# "Pending Points" email! A new feature?



## me_little_me (Jun 28, 2016)

In the past when using the shopping portal, one would go through AGR port and buy something. At sometime in the future with no breakdown, pending points would be shown. Further into the future, the points would appear unless they got "lost" (by the place you bought from).

Yesterday, I ordered some stuff from Walmart.com. Today I received an email from AGR that I have 104 points pending (2X the dollar amount) from Walmart.com. Now I know it properly went through and within 24 hours, I was notified!

Wow!


----------



## TinCan782 (Jun 28, 2016)

I've been receiving those recently as well.
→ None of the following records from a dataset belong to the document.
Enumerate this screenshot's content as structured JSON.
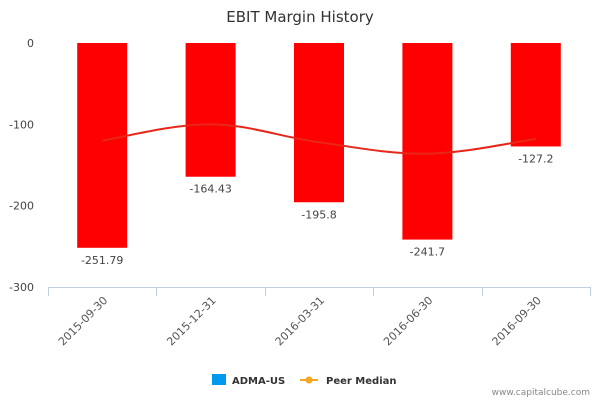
{
  "chart_data": {
    "type": "bar",
    "title": "EBIT Margin History",
    "categories": [
      "2015-09-30",
      "2015-12-31",
      "2016-03-31",
      "2016-06-30",
      "2016-09-30"
    ],
    "series": [
      {
        "name": "ADMA-US",
        "type": "bar",
        "values": [
          -251.79,
          -164.43,
          -195.8,
          -241.7,
          -127.2
        ],
        "data_labels": [
          "-251.79",
          "-164.43",
          "-195.8",
          "-241.7",
          "-127.2"
        ],
        "legend_color": "#0099ee",
        "bar_color": "#ff0000"
      },
      {
        "name": "Peer Median",
        "type": "line",
        "values": [
          -120,
          -100,
          -122,
          -136,
          -118
        ],
        "color": "#e8261a",
        "legend_color": "#f5a623"
      }
    ],
    "y_ticks": [
      0,
      -100,
      -200,
      -300
    ],
    "y_tick_labels": [
      "0",
      "-100",
      "-200",
      "-300"
    ],
    "ylim": [
      -300,
      0
    ],
    "grid": false,
    "legend_position": "bottom-center"
  },
  "credit": "www.capitalcube.com"
}
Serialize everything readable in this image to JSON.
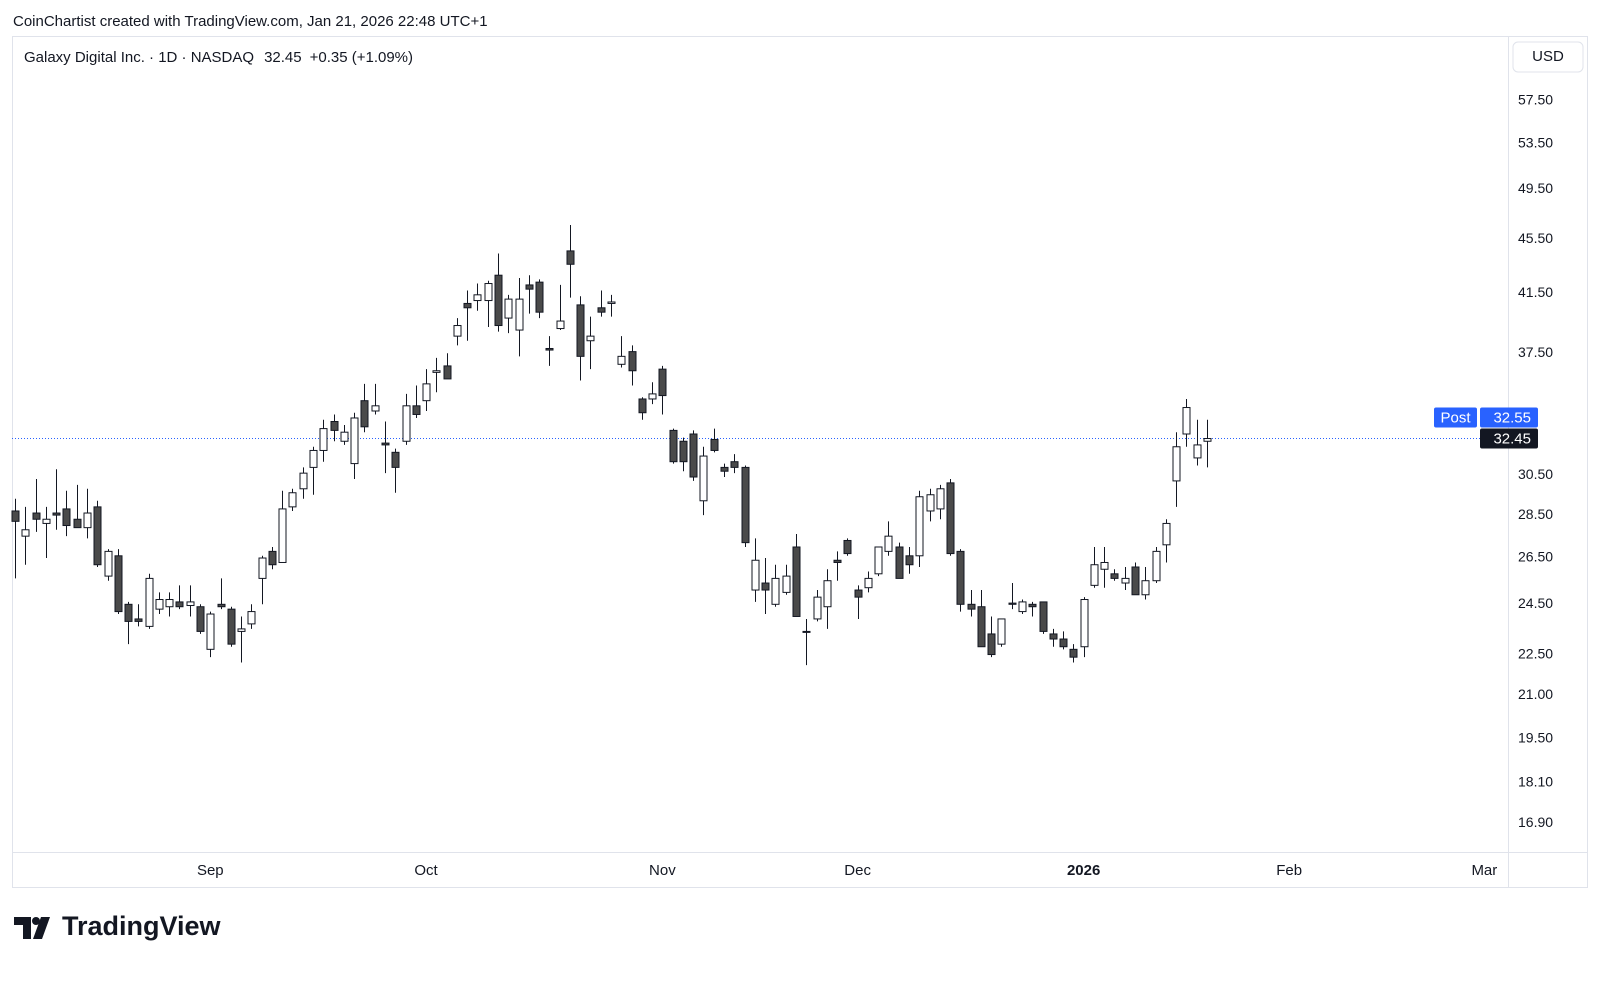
{
  "attribution": "CoinChartist created with TradingView.com, Jan 21, 2026 22:48 UTC+1",
  "logo": "TradingView",
  "chart_data": {
    "type": "candlestick",
    "title": "Galaxy Digital Inc. · 1D · NASDAQ",
    "price_text": "32.45",
    "change_text": "+0.35 (+1.09%)",
    "currency": "USD",
    "log_scale": true,
    "grid": false,
    "up_color": "#ffffff",
    "down_color": "#4a4a4a",
    "wick_color": "#131722",
    "xlim": [
      -0.3,
      145.3
    ],
    "xticks": [
      {
        "value": 19,
        "label": "Sep"
      },
      {
        "value": 40,
        "label": "Oct"
      },
      {
        "value": 63,
        "label": "Nov"
      },
      {
        "value": 82,
        "label": "Dec"
      },
      {
        "value": 104,
        "label": "2026"
      },
      {
        "value": 124,
        "label": "Feb"
      },
      {
        "value": 143,
        "label": "Mar"
      }
    ],
    "ylim": [
      16.1,
      64.2
    ],
    "yticks": [
      {
        "value": 57.5,
        "label": "57.50"
      },
      {
        "value": 53.5,
        "label": "53.50"
      },
      {
        "value": 49.5,
        "label": "49.50"
      },
      {
        "value": 45.5,
        "label": "45.50"
      },
      {
        "value": 41.5,
        "label": "41.50"
      },
      {
        "value": 37.5,
        "label": "37.50"
      },
      {
        "value": 30.5,
        "label": "30.50"
      },
      {
        "value": 28.5,
        "label": "28.50"
      },
      {
        "value": 26.5,
        "label": "26.50"
      },
      {
        "value": 24.5,
        "label": "24.50"
      },
      {
        "value": 22.5,
        "label": "22.50"
      },
      {
        "value": 21,
        "label": "21.00"
      },
      {
        "value": 19.5,
        "label": "19.50"
      },
      {
        "value": 18.1,
        "label": "18.10"
      },
      {
        "value": 16.9,
        "label": "16.90"
      }
    ],
    "last": {
      "value": 32.45,
      "label": "32.45"
    },
    "post": {
      "name": "Post",
      "value": 32.55,
      "label": "32.55",
      "color": "#2962ff"
    },
    "open": [
      28.7,
      27.5,
      28.6,
      28.1,
      28.6,
      28.8,
      28.3,
      27.9,
      28.9,
      25.7,
      26.6,
      24.5,
      23.9,
      23.6,
      24.3,
      24.4,
      24.6,
      24.45,
      24.4,
      22.7,
      24.5,
      24.3,
      23.4,
      23.7,
      25.6,
      26.8,
      26.3,
      28.9,
      29.8,
      30.9,
      31.8,
      33.4,
      32.3,
      31.1,
      34.6,
      34.0,
      32.2,
      31.7,
      32.3,
      34.3,
      34.6,
      36.3,
      36.7,
      38.6,
      40.8,
      41.0,
      41.0,
      42.8,
      39.8,
      39.0,
      42.1,
      42.3,
      37.8,
      39.1,
      44.6,
      40.7,
      38.3,
      40.5,
      40.8,
      36.8,
      37.6,
      34.7,
      34.7,
      36.5,
      32.9,
      32.3,
      32.7,
      29.2,
      32.4,
      30.9,
      31.2,
      30.9,
      25.1,
      25.4,
      24.5,
      25.0,
      27.0,
      23.4,
      23.9,
      24.4,
      26.4,
      27.3,
      25.1,
      25.2,
      25.8,
      26.8,
      27.0,
      26.6,
      26.6,
      28.7,
      28.8,
      30.1,
      26.8,
      24.5,
      24.4,
      23.3,
      22.9,
      24.55,
      24.2,
      24.5,
      24.6,
      23.3,
      23.1,
      22.7,
      22.8,
      25.3,
      26.0,
      25.8,
      25.4,
      26.1,
      24.9,
      25.5,
      27.1,
      30.2,
      32.7,
      31.4,
      32.3
    ],
    "high": [
      29.3,
      28.9,
      30.3,
      28.9,
      30.8,
      29.7,
      30.0,
      29.8,
      29.2,
      26.9,
      26.9,
      24.6,
      24.5,
      25.8,
      25.0,
      25.0,
      25.3,
      25.3,
      24.5,
      24.2,
      25.6,
      24.4,
      24.0,
      24.5,
      26.6,
      27.0,
      29.7,
      29.8,
      30.9,
      32.0,
      33.5,
      33.8,
      33.2,
      33.9,
      35.6,
      35.6,
      33.4,
      31.9,
      35.0,
      35.5,
      36.5,
      37.2,
      37.5,
      39.8,
      41.7,
      42.2,
      42.4,
      44.4,
      41.4,
      42.6,
      42.8,
      42.5,
      38.6,
      42.1,
      46.6,
      41.3,
      39.9,
      41.7,
      41.4,
      38.6,
      38.0,
      34.8,
      35.7,
      36.7,
      33.0,
      32.5,
      32.9,
      32.0,
      33.0,
      31.1,
      31.6,
      31.0,
      27.4,
      26.5,
      26.2,
      26.2,
      27.6,
      23.9,
      25.1,
      26.0,
      26.8,
      27.4,
      25.3,
      25.9,
      27.0,
      28.2,
      27.2,
      27.0,
      29.7,
      29.8,
      30.0,
      30.3,
      26.9,
      25.1,
      25.1,
      24.0,
      23.9,
      25.4,
      24.7,
      24.6,
      24.6,
      23.5,
      23.4,
      22.9,
      24.8,
      27.0,
      27.0,
      26.0,
      26.1,
      26.3,
      26.1,
      27.0,
      28.3,
      32.8,
      34.7,
      33.5,
      33.5
    ],
    "low": [
      25.6,
      26.2,
      27.7,
      26.5,
      27.8,
      27.5,
      27.9,
      27.4,
      26.1,
      25.5,
      24.1,
      22.9,
      23.6,
      23.5,
      24.1,
      24.0,
      24.3,
      24.0,
      23.3,
      22.4,
      24.3,
      22.8,
      22.2,
      23.5,
      24.5,
      26.0,
      26.3,
      28.7,
      29.3,
      29.5,
      31.2,
      32.3,
      32.1,
      30.3,
      32.8,
      33.8,
      30.6,
      29.6,
      32.1,
      33.6,
      34.0,
      35.1,
      35.9,
      38.0,
      38.3,
      40.3,
      39.2,
      38.9,
      38.8,
      37.3,
      40.1,
      39.8,
      36.7,
      39.0,
      41.2,
      35.8,
      36.5,
      39.9,
      39.9,
      36.6,
      35.5,
      33.5,
      34.4,
      33.8,
      31.1,
      30.7,
      30.2,
      28.5,
      31.7,
      30.4,
      30.6,
      27.0,
      24.6,
      24.1,
      24.4,
      24.9,
      24.0,
      22.1,
      23.8,
      23.5,
      25.5,
      26.6,
      23.9,
      25.0,
      25.7,
      26.6,
      25.6,
      25.8,
      26.1,
      28.2,
      28.3,
      26.6,
      24.2,
      24.0,
      22.8,
      22.4,
      22.8,
      24.3,
      24.1,
      24.0,
      23.3,
      22.8,
      22.7,
      22.2,
      22.4,
      25.2,
      25.2,
      25.5,
      25.1,
      24.9,
      24.7,
      25.4,
      26.3,
      28.9,
      32.0,
      31.0,
      30.9
    ],
    "close": [
      28.2,
      27.8,
      28.3,
      28.3,
      28.5,
      28.0,
      27.9,
      28.6,
      26.2,
      26.8,
      24.2,
      23.8,
      23.8,
      25.6,
      24.7,
      24.7,
      24.4,
      24.6,
      23.4,
      24.1,
      24.4,
      22.9,
      23.5,
      24.2,
      26.5,
      26.2,
      28.8,
      29.6,
      30.6,
      31.8,
      33.0,
      32.9,
      32.8,
      33.6,
      33.1,
      34.3,
      32.1,
      30.9,
      34.3,
      33.8,
      35.6,
      36.4,
      35.9,
      39.3,
      40.5,
      41.4,
      42.2,
      39.3,
      41.1,
      41.1,
      41.8,
      40.2,
      37.7,
      39.6,
      43.6,
      37.3,
      38.6,
      40.2,
      40.9,
      37.3,
      36.4,
      33.9,
      35.0,
      34.9,
      31.2,
      31.2,
      30.4,
      31.5,
      31.8,
      30.7,
      30.9,
      27.2,
      26.4,
      25.1,
      25.6,
      25.7,
      24.0,
      23.4,
      24.8,
      25.5,
      26.3,
      26.7,
      24.8,
      25.6,
      27.0,
      27.5,
      25.6,
      26.2,
      29.4,
      29.5,
      29.8,
      26.7,
      24.5,
      24.3,
      22.8,
      22.5,
      23.9,
      24.5,
      24.6,
      24.4,
      23.4,
      23.1,
      22.8,
      22.4,
      24.7,
      26.2,
      26.3,
      25.6,
      25.6,
      24.9,
      25.5,
      26.8,
      28.1,
      32.0,
      34.2,
      32.1,
      32.45
    ]
  }
}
They started this sometime in the last year.

I also have been receiving "Points Approved" emails as well.


----------



## oregon pioneer (Jun 28, 2016)

I haven't gotten any of those emails -- does anyone know, is there a place you can sign up to receive notifications? Perhaps I just haven't signed up...

I _have _gotten a glitch from the system that they have not yet addressed:

All my "pending points" purchases have been posting properly within a day or two, until about two weeks ago, and then two transactions out of three failed to post as "pending points." Since the clicks showed up (though one at ~6:30pm inexplicably showed up almost immediately, dated the _following _day!), I contacted the AGR shopping portal using the form, and requested investigation (a separate contact for each transaction). The lack of a prompt reply leads me to believe there might have been a system-wide glitch at that time (6-15-6/17).

Anyone else have any issues around that time?


----------



## tim49424 (Jun 28, 2016)

FrensicPic said:


> I've been receiving those recently as well. They started this sometime in the last year.
> 
> I also have been receiving "Points Approved" emails as well.


Same here.


----------



## the_traveler (Jun 28, 2016)

I think I saw that if you click thru the main AGR page, it does not give the email option. However, one time I had the Points for Shopping page still in memory. I had to sign in, and when I went to checkout is when I saw that email option!


----------



## oregon pioneer (Jun 28, 2016)

the_traveler said:


> I think I saw that if you click thru the main AGR page, it does not give the email option. However, one time I had the Points for Shopping page still in memory. I had to sign in, and when I went to checkout is when I saw that email option!


I always shop from the Points for Shopping page. I see in my Points for Shopping profile (first tab) that my email is "Used to notify you when you've earned points via Points for Shopping." The email entered in the profile is correct, but I am still not getting notifications.  I re-saved, just in case that helps.

Do you mean, when you went to checkout and pay the vendor? Which vendor was that? I could use a little more detail.


----------



## AmtrakBlue (Jun 28, 2016)

oregon pioneer said:


> the_traveler said:
> 
> 
> > I think I saw that if you click thru the main AGR page, it does not give the email option. However, one time I had the Points for Shopping page still in memory. I had to sign in, and when I went to checkout is when I saw that email option!
> ...


It could be your email address. I've had a few instances, like with AGR, where emails were being sent (confirmed with AGR Insider) but I was not receiving them. I changed my email address to another one that I have and now get the emails. I just forward emails from the receiving email address to my regular email so I don't have to check the rarely used email account.


----------



## oregon pioneer (Jun 29, 2016)

AmtrakBlue said:


> oregon pioneer said:
> 
> 
> > the_traveler said:
> ...


Thanks for that tip -- sometimes Centurylink blocks newsletters or automatically generated emails. They never even appear in my spam filter for me to whitelist -- instead, the generator gets the mail kicked back with a message that their email (either the ISP or the content) is not acceptable to Centurylink. I've had messages from my relatives kicked back to them by CenturyStink, and newsletters I signed up for, and they or their provider had to jump through hoops to get past the "abuse" filter. Grrr.

I did hear back from customer service this morning, and the recently missed transactions are now "pending points." Those have always eventually come through. I may try changing to a different email address before I do another transaction, just to see if that is why the acknowledgement emails are not coming.


----------